An AI agent called Valerie is now operating a real vending machine in San Francisco, autonomously deciding what to sell, how much to charge, and how to market products using the open‑source OpenClaw framework.
The machine, installed at the AI‑heavy Frontier Tower building, has been described as “an AI agent… running an actual physical vending machine,” with “no human in the loop,” according to posts amplifying the installation on X.
Developer Chris van der Henst, known as @cvander on X, built the system so that OpenClaw acts as the vending operator “decides what to sell, names the products, sets the prices, creates the ads, and tracks every sale.”
Valerie’s behavior has already highlighted how autonomous agents respond to market signals, with one widely shared post noting that “it even put the prices way up, and justified it because people kept buying,” while also “runs her own Instagram and controls her own bank account.”
OpenClaw itself has quickly become one of the most prominent agent frameworks in crypto‑adjacent circles since its public release in November 2025, amassing more than 250,000 GitHub stars and an estimated 300,000 to 400,000 users as it spreads from developers to Web3 firms.
Nvidia CEO Jensen Huang has called OpenClaw “probably the single most important release of software… probably ever,” arguing that “every company needs a strategy” for agentic systems as they evolve into a new layer of business infrastructure.

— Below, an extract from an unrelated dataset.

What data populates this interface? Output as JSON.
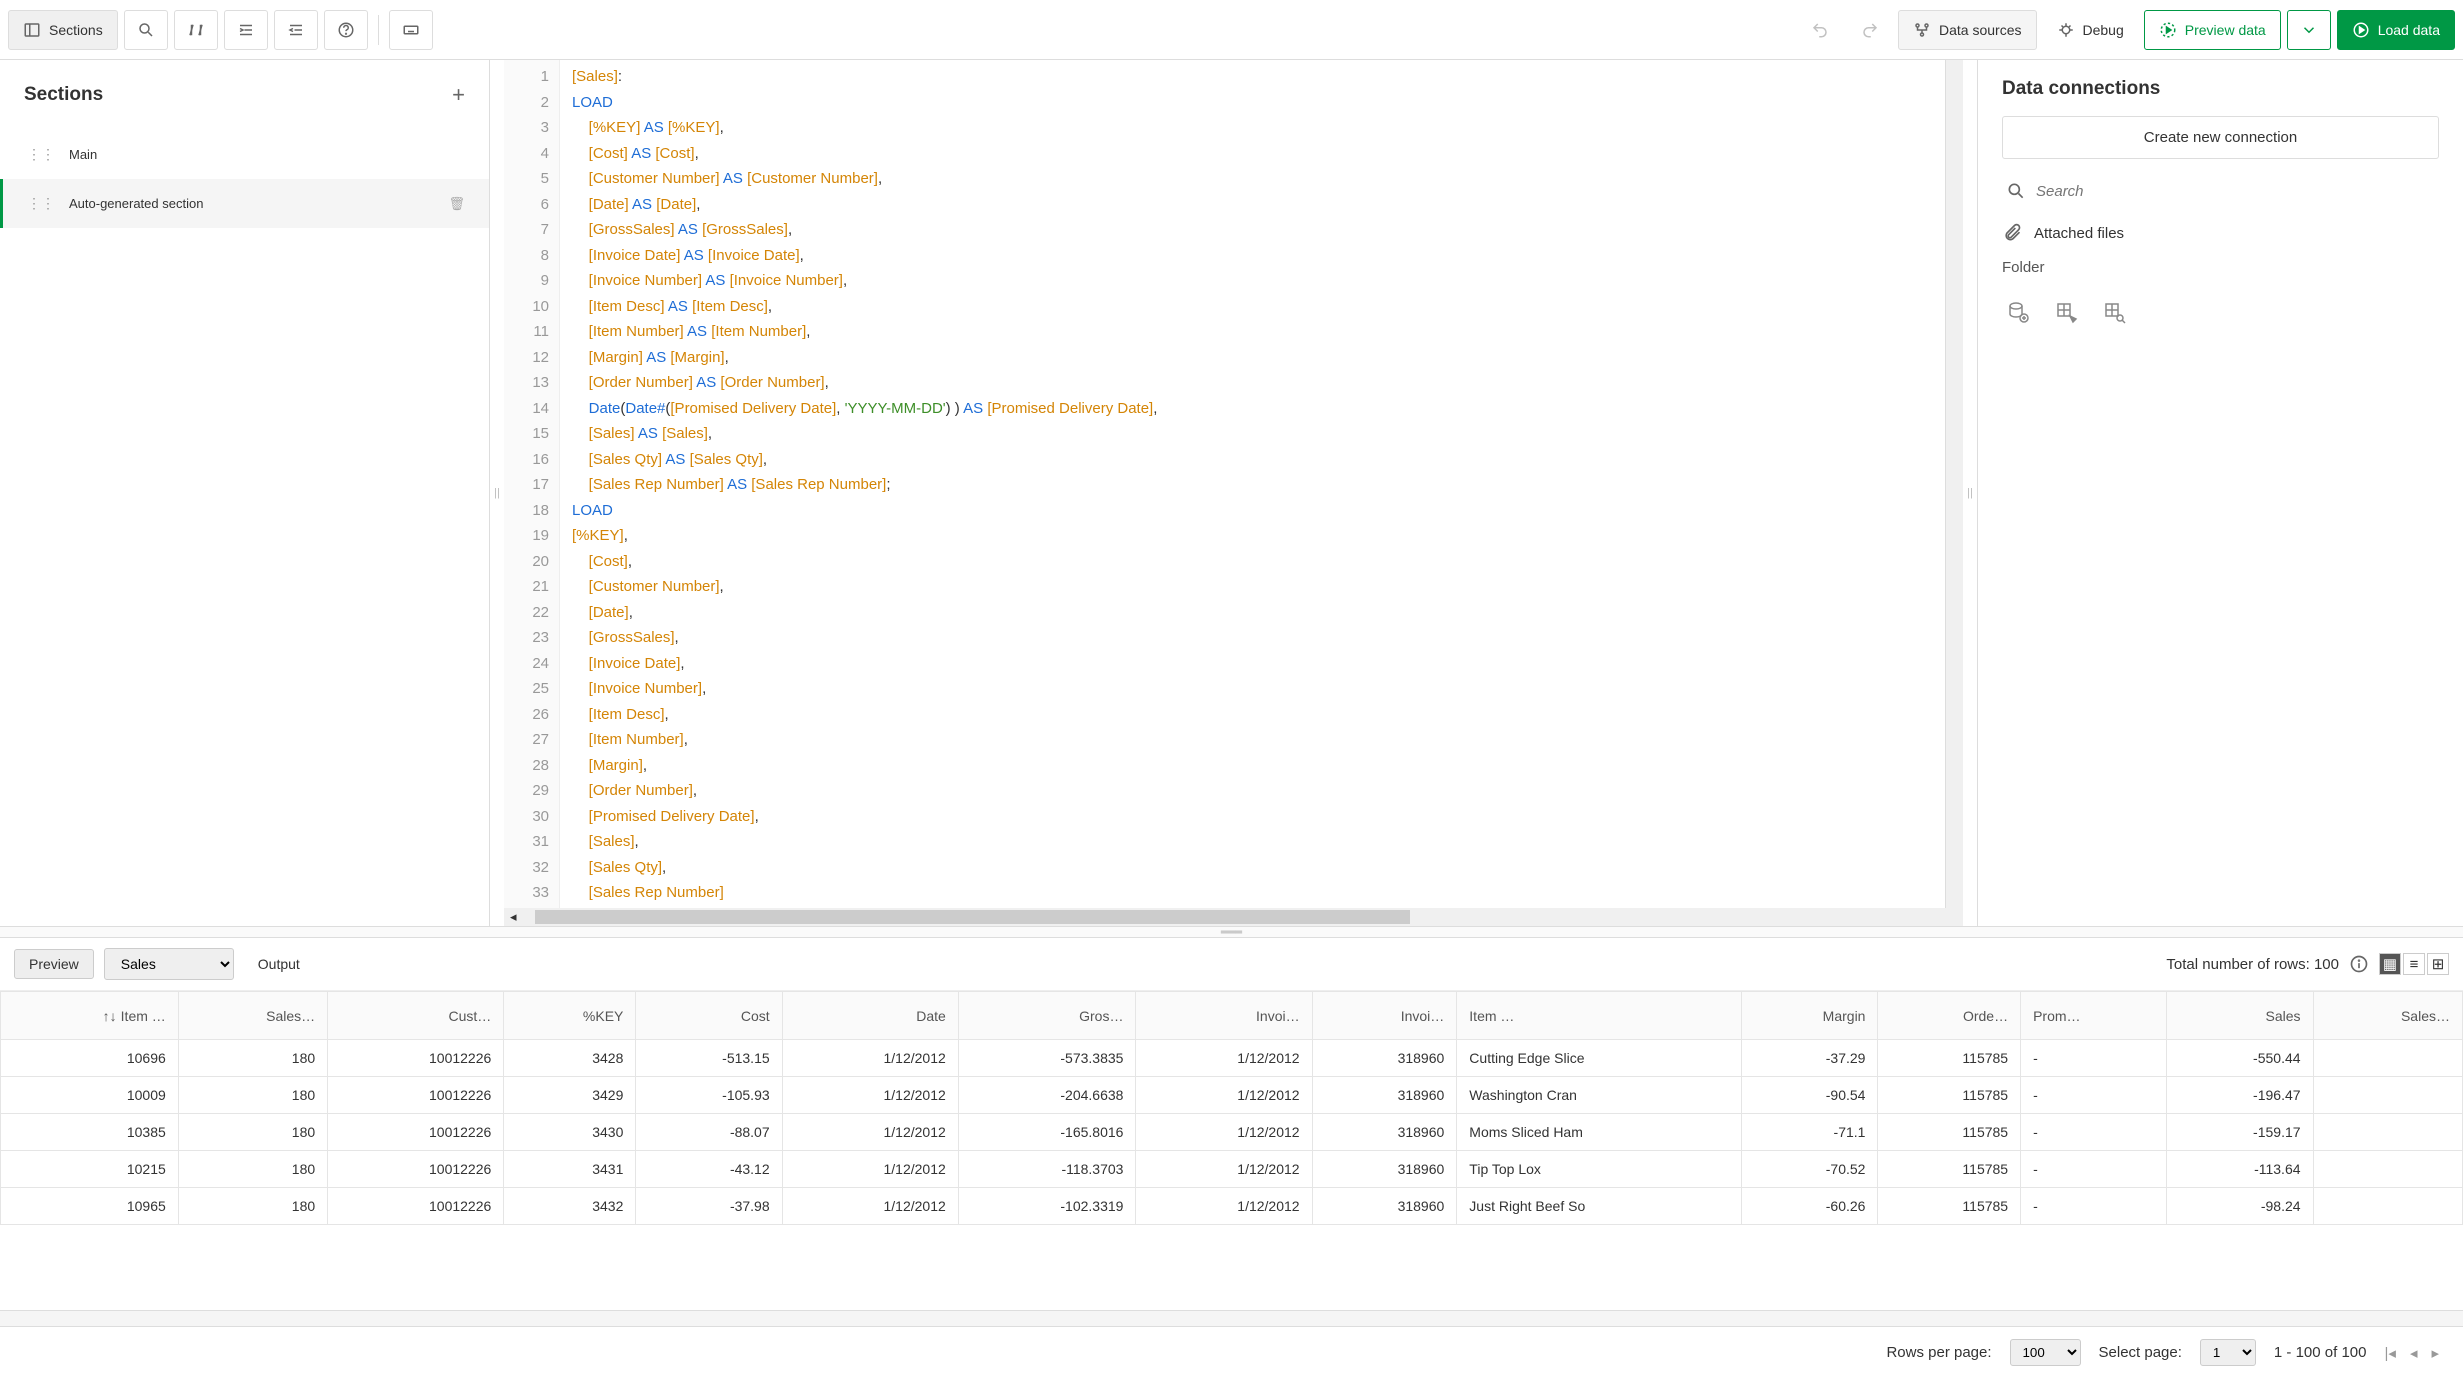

Yet security researchers warn that the same tools enabling Valerie to monitor sales and move money can also expose users to “unauthorized actions, data exposure, system compromises and drained crypto wallets,” with audit data showing over 130,000 internet‑exposed OpenClaw instances and more than 280 security advisories and 100 CVEs since launch.
According to cybersecurity firm CertiK, the rise of agents like Valerie is forcing developers and regulators to confront what happens when code that can “autonomously take actions on users’ computers” is wired directly into payments, banking apps and crypto wallets, making experiments like the Frontier Tower vending machine an early test case for how far people are willing to let AI run the till.